Un poco más tarde, en la década de 1890, aparecería en escena Max Uhle, cuyas libretas de viaje, estudiadas por Carmen Beatriz Loza, nos revelan un espíritu inquieto y sagaz. Él, junto con su colega Alphons Stübel, sería el primero en denunciar con ahínco las malas prácticas de estos arribistas extranjeros (considerablemente dañinas para los restos tiahuanacotas) e iniciaría polémicas que, sin embargo, no harían mella en la reputación de los célebres exploradores “precientíficos”.
De entre todos ellos, el ejemplo más sugerente y paradójico es el de Charles Wiener. Aunque hoy su nombre no resuene tanto, en su tiempo fue muy conocido y las publicaciones de la época dan fe de una fama que ya lo precedía al llegar a Bolivia. Aquí, la élite local siguió con curiosidad todos sus pasos, como lo prueban los numerosos artículos que aparecieron durante su estadía. Al revisar esta documentación, nada deja pensar que este austríaco nacionalizado francés era, en verdad, un oscuro explorador que se jactaba de proezas no realizadas. Empero, Krauskopf devela sus artilugios: gran parte de la iconografía que acompaña las publicaciones de Wienerfue comprada a Von Grumbkow. Cambiando a su antojo los títulos de las fotografías, fingió que él era el autor de los documentos que ilustraban sus relatos de viajes. Estos, a su vez, estaban plagados de inconsistencias. De hecho,fingió su ascenso al Illimani, así como también sus visitas a Copacabana y a Koati.

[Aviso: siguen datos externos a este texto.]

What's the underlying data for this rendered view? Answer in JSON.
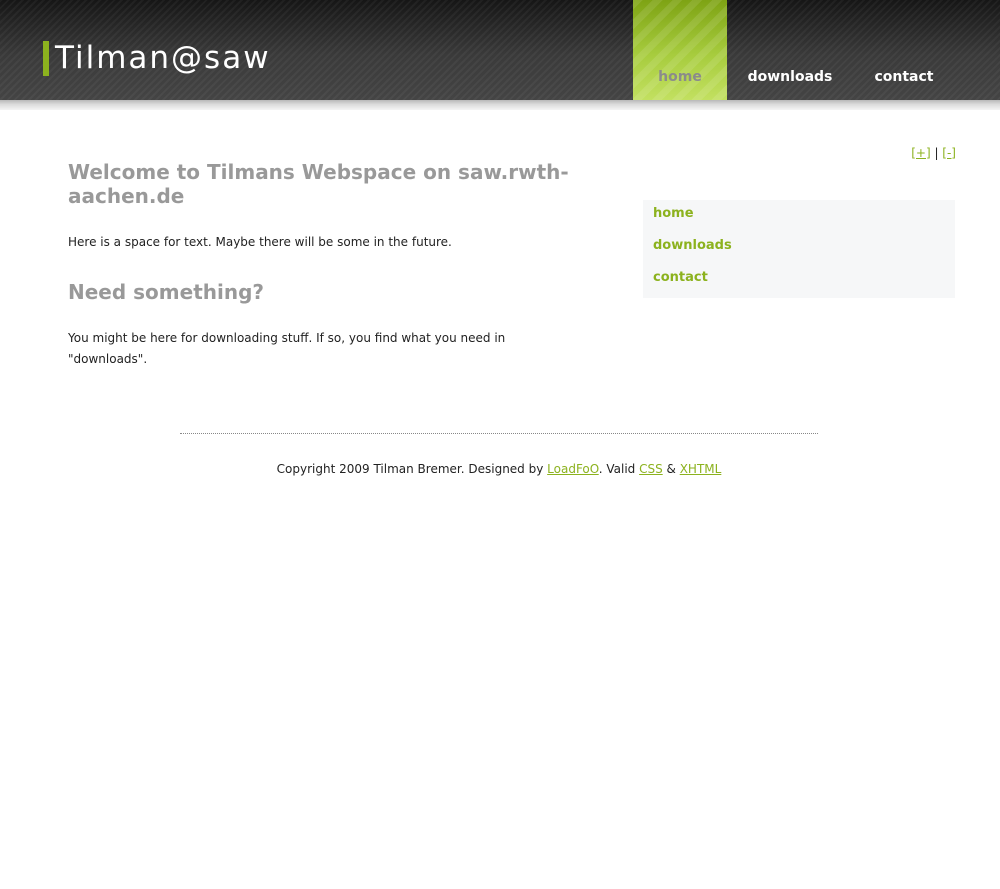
{
  "header": {
    "logo_text": "Tilman@saw",
    "nav": [
      {
        "label": "home",
        "active": true
      },
      {
        "label": "downloads",
        "active": false
      },
      {
        "label": "contact",
        "active": false
      }
    ]
  },
  "font_controls": {
    "increase": "[+]",
    "separator": " | ",
    "decrease": "[-]"
  },
  "main": {
    "title": "Welcome to Tilmans Webspace on saw.rwth-aachen.de",
    "intro": "Here is a space for text. Maybe there will be some in the future.",
    "subtitle": "Need something?",
    "body": "You might be here for downloading stuff. If so, you find what you need in \"downloads\"."
  },
  "sidebar": {
    "items": [
      {
        "label": "home"
      },
      {
        "label": "downloads"
      },
      {
        "label": "contact"
      }
    ]
  },
  "footer": {
    "prefix": "Copyright 2009 Tilman Bremer. Designed by ",
    "designer_link": "LoadFoO",
    "middle": ". Valid ",
    "css_link": "CSS",
    "amp": " & ",
    "xhtml_link": "XHTML"
  },
  "colors": {
    "accent": "#8cb21e",
    "heading": "#999999",
    "header_bg": "#2e2e2e",
    "sidebar_bg": "#f6f7f8"
  }
}
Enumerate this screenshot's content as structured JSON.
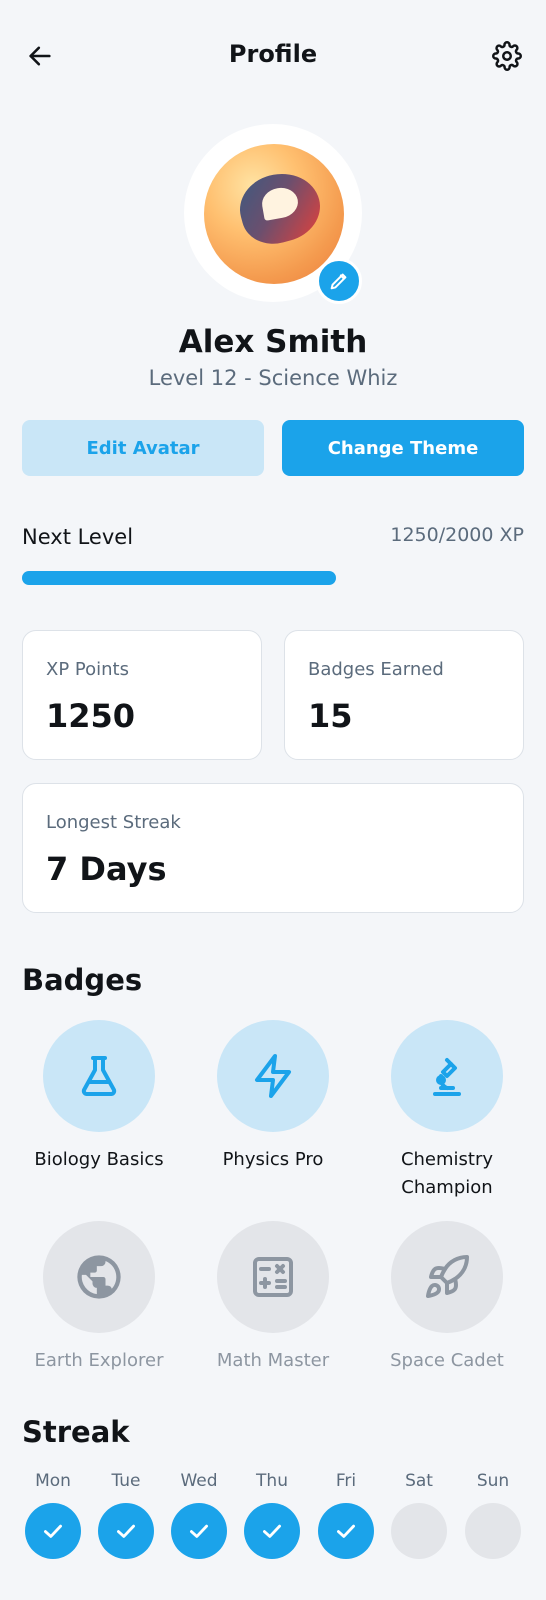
{
  "header": {
    "title": "Profile",
    "back_icon": "arrow-left-icon",
    "settings_icon": "gear-icon"
  },
  "profile": {
    "name": "Alex Smith",
    "level_text": "Level 12 - Science Whiz",
    "avatar_icon": "speech-bubble-avatar",
    "edit_icon": "pencil-icon"
  },
  "actions": {
    "edit_avatar": "Edit Avatar",
    "change_theme": "Change Theme"
  },
  "progress": {
    "label": "Next Level",
    "xp_text": "1250/2000 XP",
    "fraction": 0.625
  },
  "stats": {
    "xp_label": "XP Points",
    "xp_value": "1250",
    "badges_label": "Badges Earned",
    "badges_value": "15",
    "streak_label": "Longest Streak",
    "streak_value": "7 Days"
  },
  "badges": {
    "title": "Badges",
    "items": [
      {
        "label": "Biology Basics",
        "icon": "flask-icon",
        "earned": true
      },
      {
        "label": "Physics Pro",
        "icon": "lightning-icon",
        "earned": true
      },
      {
        "label": "Chemistry Champion",
        "icon": "microscope-icon",
        "earned": true
      },
      {
        "label": "Earth Explorer",
        "icon": "globe-icon",
        "earned": false
      },
      {
        "label": "Math Master",
        "icon": "calculator-icon",
        "earned": false
      },
      {
        "label": "Space Cadet",
        "icon": "rocket-icon",
        "earned": false
      }
    ]
  },
  "streak": {
    "title": "Streak",
    "days": [
      {
        "label": "Mon",
        "done": true
      },
      {
        "label": "Tue",
        "done": true
      },
      {
        "label": "Wed",
        "done": true
      },
      {
        "label": "Thu",
        "done": true
      },
      {
        "label": "Fri",
        "done": true
      },
      {
        "label": "Sat",
        "done": false
      },
      {
        "label": "Sun",
        "done": false
      }
    ]
  },
  "colors": {
    "accent": "#1ba3ea",
    "accent_light": "#c9e6f7",
    "muted": "#5b6b7c",
    "locked": "#e3e5e9"
  }
}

Al retornara Francia, los objetos colectados en tierras andinas pasarían a formar los primeros acervos del que sería el Musée de l’Homme, inaugurado décadas después por Paul Rivet, y en ese momento sirvieron para armar parte de la Exposición Universal de 1878. Gracias al impresionante despliegue de Charles Wiener, este fue reconocido con la Legión de Honor y se transformó en un reputado y mediático hombre de ciencia. Sin embargo, la falta de catalogación de estas piezas revela “una imagen que no coincide con los hechos”, como diría Pascal Riviale. En efecto, este investigador afirma que Wiener “no estaba seguro de los lugares de descubrimiento de todos esos objetos”, lo que demuestra, una vez más, lo dudosas que fueron sus supuestas exploraciones, verdaderas trampas arqueológicas.